The Pasterze Glacier, the longest of Austria’s 925 glaciers, runs for 5 miles down and away from Johannisberg mountain. The 11,362 foot peak is located in Kaiser-Franz-Josefs-Hohe, Austria.
A cable car built some 40 years ago to run right down to the glacier now stands a considerable distance apart. The glacier loses more ground each year.
“It’s going down from four to eight meters a year,”or about 13 to 26 feet, said Mr. Trojer, who grew up in this valley.
“In the early 1960’s, they used to have a ski race every spring from the top of the Grossglockner to the bottom of the glacier.” The Grossglockner, which looms above the Pasterze, is, at 12,460 feet, Austria’s highest mountain.“They can’t do it anymore,” Mr. Trojer said a bit sadly. “It’s warmed up, and there isn’t enough snow.”

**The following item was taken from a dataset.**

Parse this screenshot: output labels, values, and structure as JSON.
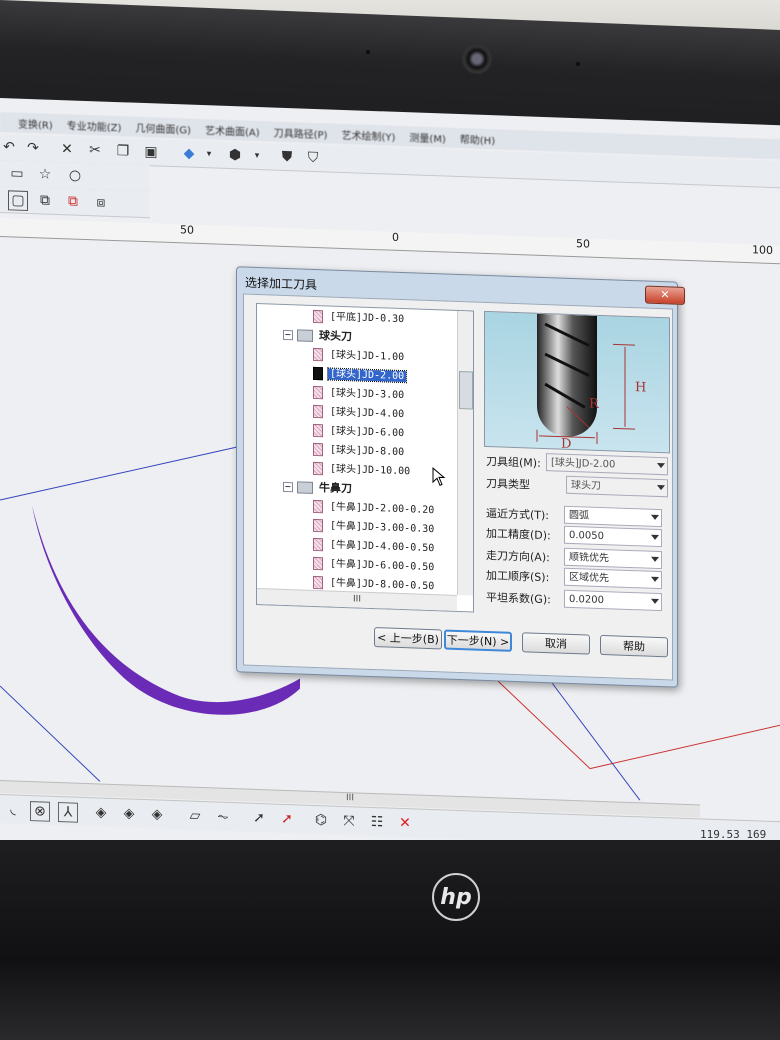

Glacier shrinkage is not a phenomenon unique to Austria.
It’s a worldwide phenomenon. One Chinese expert on glaciers, Yao Tandong, director of the Institute of Tibetan Plateau Research at the Chinese Academy of Sciences, has said that the glaciers in the Himalayas shrink annually by an amount equivalent to all the water in the Yellow River, Agence France-Presse has reported.
The impact on ski resorts is a matter of such concern that dramatic artificial means have been employed to slow the losses.

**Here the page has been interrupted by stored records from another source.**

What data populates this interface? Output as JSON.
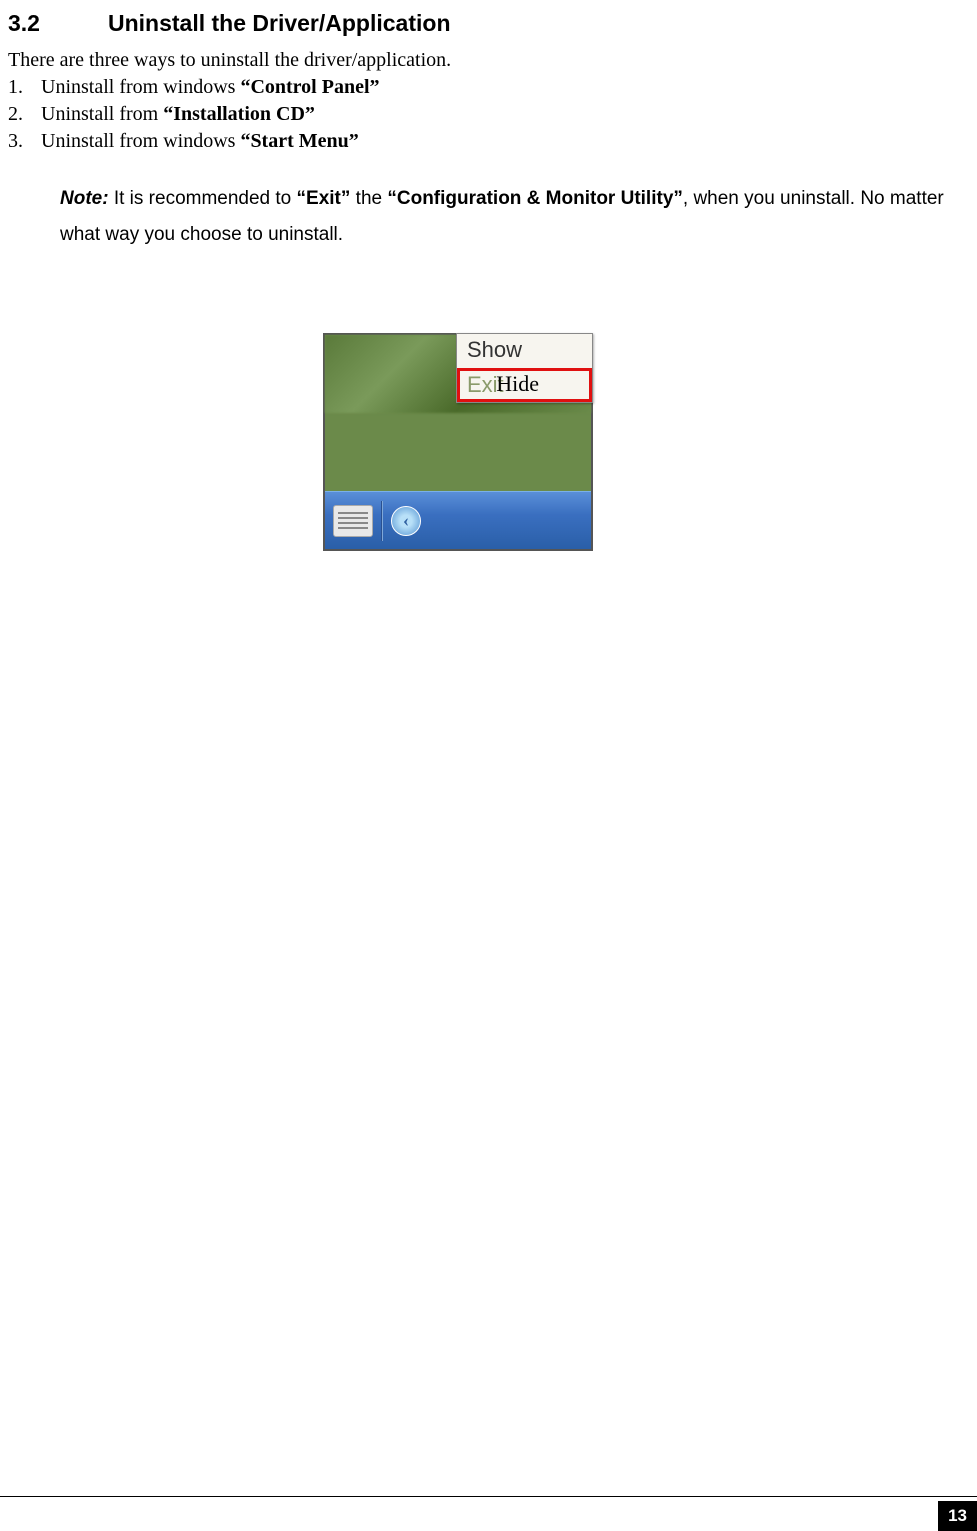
{
  "heading": {
    "number": "3.2",
    "title": "Uninstall the Driver/Application"
  },
  "intro": "There are three ways to uninstall the driver/application.",
  "list_items": [
    {
      "num": "1.",
      "prefix": "Uninstall from windows ",
      "bold": "“Control Panel”"
    },
    {
      "num": "2.",
      "prefix": "Uninstall from ",
      "bold": "“Installation CD”"
    },
    {
      "num": "3.",
      "prefix": "Uninstall from windows ",
      "bold": "“Start Menu”"
    }
  ],
  "note": {
    "label": "Note:",
    "part1": " It is recommended to ",
    "bold1": "“Exit”",
    "part2": " the ",
    "bold2": "“Configuration & Monitor Utility”",
    "part3": ", when you uninstall. No matter what way you choose to uninstall."
  },
  "menu": {
    "item1": "Show",
    "item2": "Exit",
    "overlay_label": "Hide",
    "arrow_glyph": "‹"
  },
  "page_number": "13"
}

In Switzerland, Austria, and Germany, some ski resorts – Ischgl, about 100 miles west of here, is one example – are so eager to retain the glaciers that they are covering them with vast sheets of white, sun-reflecting insulation in order to save them.

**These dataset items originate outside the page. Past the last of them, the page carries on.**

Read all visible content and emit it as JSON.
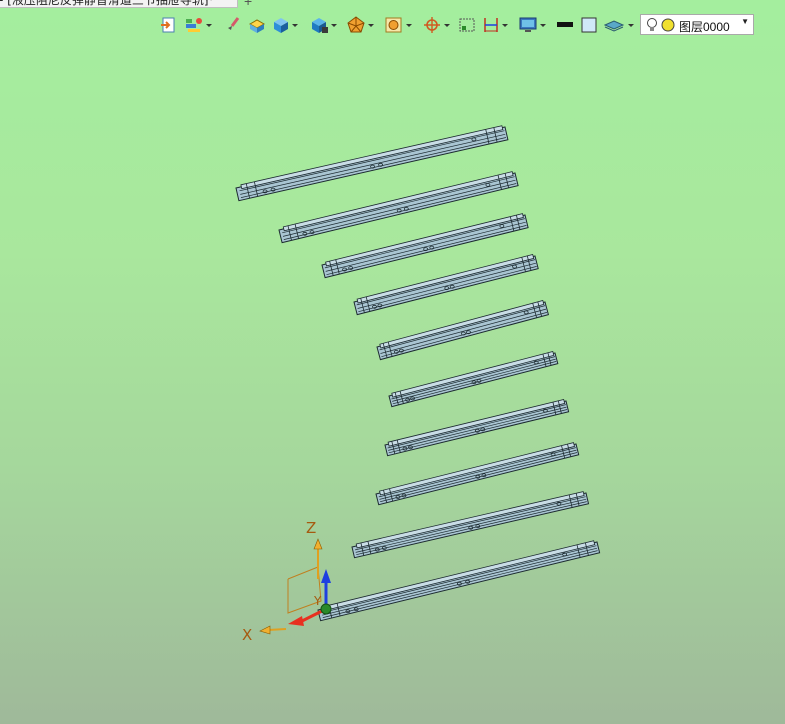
{
  "tab": {
    "title": "- [液压阻尼反弹静音滑道三节抽屉导轨]",
    "close_icon": "×",
    "add_icon": "+"
  },
  "layer_selector": {
    "value": "图层0000",
    "icons": [
      "bulb-icon",
      "sun-icon"
    ]
  },
  "toolbar_icons": [
    "view-import-icon",
    "layers-color-icon",
    "paint-brush-icon",
    "render-style-icon",
    "shaded-cube-icon",
    "view-orientation-icon",
    "explode-view-icon",
    "display-filter-icon",
    "snap-target-icon",
    "frame-icon",
    "dimension-icon",
    "monitor-icon",
    "line-color-icon",
    "face-color-icon",
    "stack-icon"
  ],
  "colors": {
    "part_fill": "#a9c5d2",
    "part_edge": "#1c2a30",
    "bg_top": "#a4ee9e",
    "bg_bottom": "#9fb99a",
    "axis_x": "#e83020",
    "axis_y": "#2a8a2a",
    "axis_z": "#1d3fe0",
    "axis_label": "#a65a10"
  },
  "triad": {
    "x_label": "X",
    "y_label": "Y",
    "z_label": "Z"
  },
  "parts": {
    "count": 10,
    "name": "drawer-slide-rail"
  }
}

Other concerns run to a more basic nature. These include earthquakes and flooding.
Two European geologists, Andrea Hampel of the University of Bern and Ralf Hetzel of the University of Münster, wrote in the journal Nature earlier this year that the retreat of glaciers could cause an increase in the number of earthquakes.
Other scientists have warned that lakes forming in the back of glaciers because of melting ice could burst through cracks in the glaciers and cause tsunami-like devastation to towns down below.
The Pasterze glacier’s reduction would likely have occurred even without the activity of humankind. But those activities have quickened the pace.
But they say that even without the impact of human activity the glacier would probably be shrinking anyway, as glaciers have always done in response to the earth’s long cycles of relative warmth and cold.
“If you go back in history, there have been very large temperature changes,” Mr. Minor said. “And now we are having a temperature change most likely influenced by man, and that accelerates the shrinkage. It’s definitely the case that human action has an influence.“
The glacier has been such a popular attraction that it has sown the seeds of its own undoing.
On a recent Thursday, there were so many visitors that the immense multistoried parking garage at Kaiser-Franz-Josefs-Höhe (Emperor Franz Joseph’s Heights) was full, and people in cars on the road below had to wait up to an hour for a space.
The more people the glacier attracts, the more cars that will be needed to carry them. And more greenhouse gases will be discharged into the atmosphere hastening the glacier’s demise.
Here’s an interesting site:
http://www.worldviewofglobalwarming.org/pages/glaciers.html
Thanks for the link. Their page on climate change in the temperate zone and the resulting migration of species northward and earlier springs could be another diary in itself.
(Shaking head) Are the sheeple really so oblivious that they cannot see these obvious changes in the world around them? We had forsythia blooming here in Knoxville on Ground Hog Day, for crying out loud!
The point at the site about permafrost melting and becoming methane-generating (i.e. climate-warming) wetlands was especially noteworthy. We’re beginning to see the positive feedback loops that result in a sudden shift between cooler and warmer states. Another example is that a warmer climate results in more el ninos, causing reduced ocean nutrient upwelling and thus reduced CO2 absorption in the tropical oceans.
The global climate system looks increasingly like a leaf spring – a long, narrow strip of metal between two fixed ends, with a bit of a bow to it. It can stay stably bowed downwards, resisting change, until you hit it just hard enough, at which point it pops up into its other stable configuration, curved upwards.
Once we pop the climate into the other, warmer configuration, it may be beyond the capability of humans to pop it back, even if we gave up fossil fuels completely: The new polar wetlands will be churning out methane and the oceans currents will have changed so that the new equilibrium maintains the warmer conditions.
Is this a done deal then? No, but I think our window of opportunity to change our ways may be shorter than we think – I’d guess we have 25, maybe 30 years at the outside, to totally reconfigure the global economy to be in balance with the energy and matter flows of nature, and start sequestering some of the excess CO2 we’ve emitted.
Otherwise, it’s time to start selling swimsuits and sunscreen in Churchill, up on Hudson Bay, and plant mangoes in Maryland.